Parallelization with Array
Overview
Brief review of using the #SBATCH --array
slurm argument to restrict the number of jobs running in parallel on Discovery. Arrays seem to be most effective when you have a large number of jobs that all require the same number of resources and the user wants to limit the amount of the computing resource being used at a particular time. This guide follows the same template format from the lotterhos wiki, which reads through and leverages a reference file that contains a number of file names corresponding to files you wish to process. For example, this cod contain a list of raw sequence files (e.g., fq.gz
) that you with to perform trimming and qc on.
Breaking down the --array
argument
The --array
argument can take a single integer,1
, or a range, 1-32
, of integers that the slurm script will iterate through. Following the range of integers you specify the number of these values you wish to process simultaneously using the %
operator. For example, if you wish to iterate through the range of integers in batches of 4 you could code: #SBATCH --array=1-32%4
Other options
# A job array with array tasks numbered 1, 2, 5, 19, 27.

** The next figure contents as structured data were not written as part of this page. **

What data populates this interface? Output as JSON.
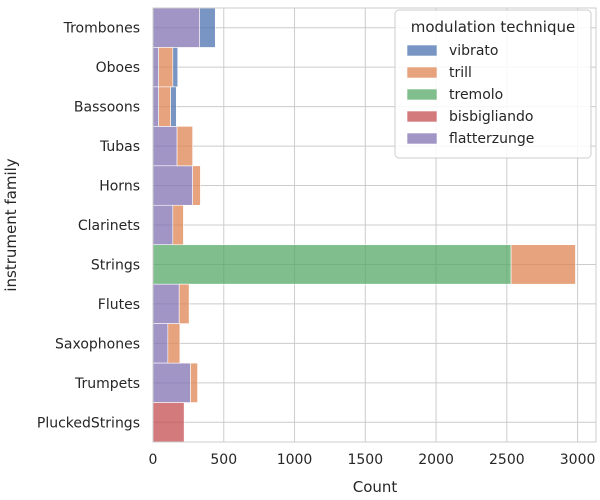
{
  "chart_data": {
    "type": "bar",
    "orientation": "horizontal",
    "stacked": true,
    "title": "",
    "xlabel": "Count",
    "ylabel": "instrument family",
    "xlim": [
      0,
      3130
    ],
    "xticks": [
      0,
      500,
      1000,
      1500,
      2000,
      2500,
      3000
    ],
    "grid": true,
    "categories": [
      "Trombones",
      "Oboes",
      "Bassoons",
      "Tubas",
      "Horns",
      "Clarinets",
      "Strings",
      "Flutes",
      "Saxophones",
      "Trumpets",
      "PluckedStrings"
    ],
    "legend": {
      "title": "modulation technique",
      "position": "top-right",
      "entries": [
        "vibrato",
        "trill",
        "tremolo",
        "bisbigliando",
        "flatterzunge"
      ]
    },
    "series": [
      {
        "name": "flatterzunge",
        "color": "#8172b3",
        "values": [
          330,
          40,
          40,
          170,
          280,
          140,
          0,
          185,
          105,
          265,
          0
        ]
      },
      {
        "name": "bisbigliando",
        "color": "#c44e52",
        "values": [
          0,
          0,
          0,
          0,
          0,
          0,
          0,
          0,
          0,
          0,
          220
        ]
      },
      {
        "name": "tremolo",
        "color": "#55a868",
        "values": [
          0,
          0,
          0,
          0,
          0,
          0,
          2530,
          0,
          0,
          0,
          0
        ]
      },
      {
        "name": "trill",
        "color": "#dd8452",
        "values": [
          0,
          100,
          85,
          110,
          55,
          75,
          455,
          70,
          85,
          50,
          0
        ]
      },
      {
        "name": "vibrato",
        "color": "#4c72b0",
        "values": [
          110,
          35,
          40,
          0,
          0,
          0,
          0,
          0,
          0,
          0,
          0
        ]
      }
    ]
  }
}
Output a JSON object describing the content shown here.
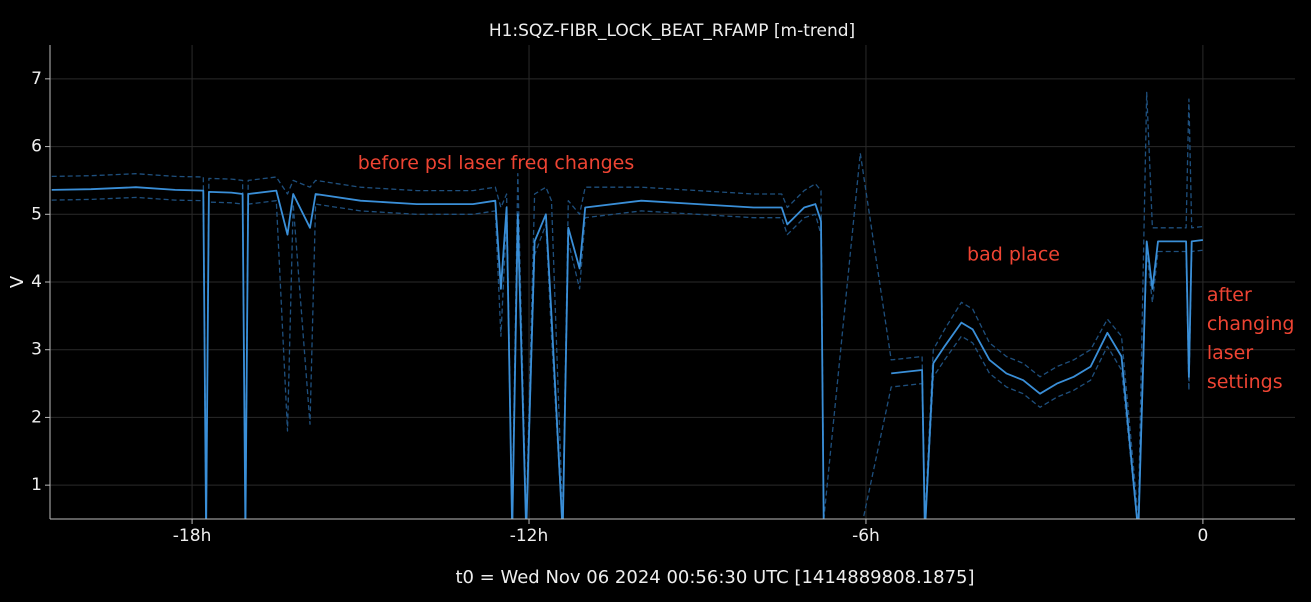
{
  "chart_data": {
    "type": "line",
    "title": "H1:SQZ-FIBR_LOCK_BEAT_RFAMP [m-trend]",
    "x_label": "t0 = Wed Nov 06 2024 00:56:30 UTC [1414889808.1875]",
    "y_label": "V",
    "grid": true,
    "xlim": [
      -20.53,
      1.64
    ],
    "ylim": [
      0.5,
      7.5
    ],
    "xticks": [
      {
        "value": -18,
        "label": "-18h"
      },
      {
        "value": -12,
        "label": "-12h"
      },
      {
        "value": -6,
        "label": "-6h"
      },
      0
    ],
    "yticks": [
      1,
      2,
      3,
      4,
      5,
      6,
      7
    ],
    "annotations": [
      {
        "text": [
          "before psl laser freq changes"
        ],
        "x": -15.05,
        "y": 5.75
      },
      {
        "text": [
          "bad place"
        ],
        "x": -4.2,
        "y": 4.4
      },
      {
        "text": [
          "after",
          "changing",
          "laser",
          "settings"
        ],
        "x": 0.07,
        "y": 3.8
      }
    ],
    "x": [
      -20.5,
      -19.8,
      -19,
      -18.3,
      -17.8,
      -17.75,
      -17.7,
      -17.3,
      -17.1,
      -17.05,
      -17,
      -16.5,
      -16.3,
      -16.2,
      -15.9,
      -15.8,
      -15,
      -14,
      -13,
      -12.6,
      -12.5,
      -12.4,
      -12.3,
      -12.2,
      -12.05,
      -11.9,
      -11.7,
      -11.6,
      -11.4,
      -11.3,
      -11.1,
      -11,
      -10,
      -9,
      -8,
      -7.5,
      -7.4,
      -7.1,
      -6.9,
      -6.8,
      -6.75,
      -6.1,
      -5.55,
      -5,
      -4.95,
      -4.8,
      -4.6,
      -4.3,
      -4.1,
      -3.8,
      -3.5,
      -3.2,
      -2.9,
      -2.6,
      -2.3,
      -2,
      -1.7,
      -1.45,
      -1.15,
      -1,
      -0.9,
      -0.8,
      -0.3,
      -0.25,
      -0.2,
      0
    ],
    "series": [
      {
        "color": "#1e4f7d",
        "dashed": true,
        "values": [
          5.21,
          5.22,
          5.25,
          5.21,
          5.2,
          0.3,
          5.18,
          5.17,
          5.15,
          0.3,
          5.15,
          5.2,
          1.8,
          5.15,
          1.9,
          5.15,
          5.05,
          5,
          5,
          5.05,
          3.2,
          4.95,
          0.3,
          4.85,
          0.3,
          4.4,
          4.85,
          3.2,
          0.3,
          4.6,
          3.9,
          4.95,
          5.05,
          5,
          4.95,
          4.95,
          4.7,
          4.95,
          5,
          4.7,
          0.3,
          0.3,
          2.45,
          2.5,
          0.3,
          2.6,
          2.85,
          3.2,
          3.1,
          2.65,
          2.45,
          2.35,
          2.15,
          2.3,
          2.4,
          2.55,
          3.05,
          2.7,
          0.3,
          4.45,
          3.7,
          4.45,
          4.45,
          2.4,
          4.45,
          4.47
        ]
      },
      {
        "color": "#1e4f7d",
        "dashed": true,
        "values": [
          5.56,
          5.57,
          5.6,
          5.56,
          5.55,
          0.5,
          5.53,
          5.52,
          5.5,
          0.5,
          5.5,
          5.55,
          5.3,
          5.5,
          5.4,
          5.5,
          5.4,
          5.35,
          5.35,
          5.4,
          5.1,
          5.3,
          0.5,
          5.6,
          0.5,
          5.3,
          5.4,
          5.2,
          0.5,
          5.2,
          5.0,
          5.4,
          5.4,
          5.35,
          5.3,
          5.3,
          5.1,
          5.35,
          5.45,
          5.35,
          0.5,
          5.9,
          2.85,
          2.9,
          0.5,
          3.0,
          3.3,
          3.7,
          3.6,
          3.1,
          2.9,
          2.8,
          2.6,
          2.75,
          2.85,
          3.0,
          3.45,
          3.2,
          0.5,
          6.8,
          4.8,
          4.8,
          4.8,
          6.7,
          4.8,
          4.82
        ]
      },
      {
        "color": "#3a8fd8",
        "dashed": false,
        "values": [
          5.36,
          5.37,
          5.4,
          5.36,
          5.35,
          0.3,
          5.33,
          5.32,
          5.3,
          0.3,
          5.3,
          5.35,
          4.7,
          5.3,
          4.8,
          5.3,
          5.2,
          5.15,
          5.15,
          5.2,
          3.9,
          5.1,
          0.3,
          5,
          0.3,
          4.6,
          5,
          3.5,
          0.3,
          4.8,
          4.2,
          5.1,
          5.2,
          5.15,
          5.1,
          5.1,
          4.85,
          5.1,
          5.15,
          4.9,
          0.3,
          null,
          2.65,
          2.7,
          0.3,
          2.8,
          3.05,
          3.4,
          3.3,
          2.85,
          2.65,
          2.55,
          2.35,
          2.5,
          2.6,
          2.75,
          3.25,
          2.9,
          0.3,
          4.6,
          3.9,
          4.6,
          4.6,
          2.6,
          4.6,
          4.62
        ]
      }
    ]
  }
}
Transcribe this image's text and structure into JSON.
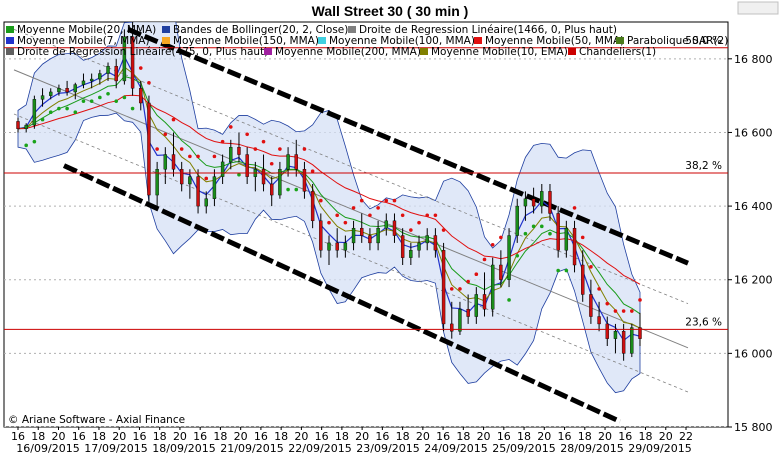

#SBATCH --array=1,2,5,19,27
# A job array with array tasks numbered 1, 3, 5 and 7.
#SBATCH --array=1-7:2
Using the --array
argument in your script
Including the above example (#SBATCH --array=1-32%4
) in your slurm script will effectively iterate through your slurm script 32 times, by running 4 simultaneous instances (or jobs) of the script at a time on Discovery. However, running the same script with identical parameters (or files) may not be particularly useful. Instead we probably want to run the same script but apply it to a different set of data or use different parameters. At the very least we want to be able to create unique outputs for each iteration!
Conviently, the --array
argument creats a unix variable - SLURM_ARRAY_TASK_ID
, which in the case above references the specific integer that corresponds to the particular instances of the script. For example, the first iteration of your slurm script will have SLURM_ARRAY_TASK_ID=1
.
This could be leveraged in multiple ways, but one option is using this index to extract specific lines from a reference script. The data on these lines could be anything, but having file names is a particular useful approach if you want to apply your script to multiple files.
Short illustration
VARNAME=`sed "${SLURM_ARRAY_TASK_ID}q;d" path/to/reference/reference.txt`
file1 = path/to/data/${VARNAME}
echo '${file1}'
Example of reference file:
datafile1.csv
datafile2.csv
datafile3.csv
Example output in .out
file
datafile1.csv
datafile2.csv
datafile3.csv
Calculations
The lotterhos partition has 2 nodes, 36 cores per node, and 5GB per core. A job that only uses a single cpu should not take up more than 5GB of memory.
Here is an example of an array that runs 72 jobs at a time, each job runs on one core. In the remaining script, not shown, is code that reads the input parameters from a file that has 1000 lines (the first line is the header, and each line after that has parameters). Hence, the array starts on line 2 and goes to line 1000. Unless the program is able to cross-talk among nodes (most do not have the architecture to do that), then nodes should always be set to 1. However, this script will run arrays across both lotterhos nodes (the nodes=1 just indicates that each task will use one node).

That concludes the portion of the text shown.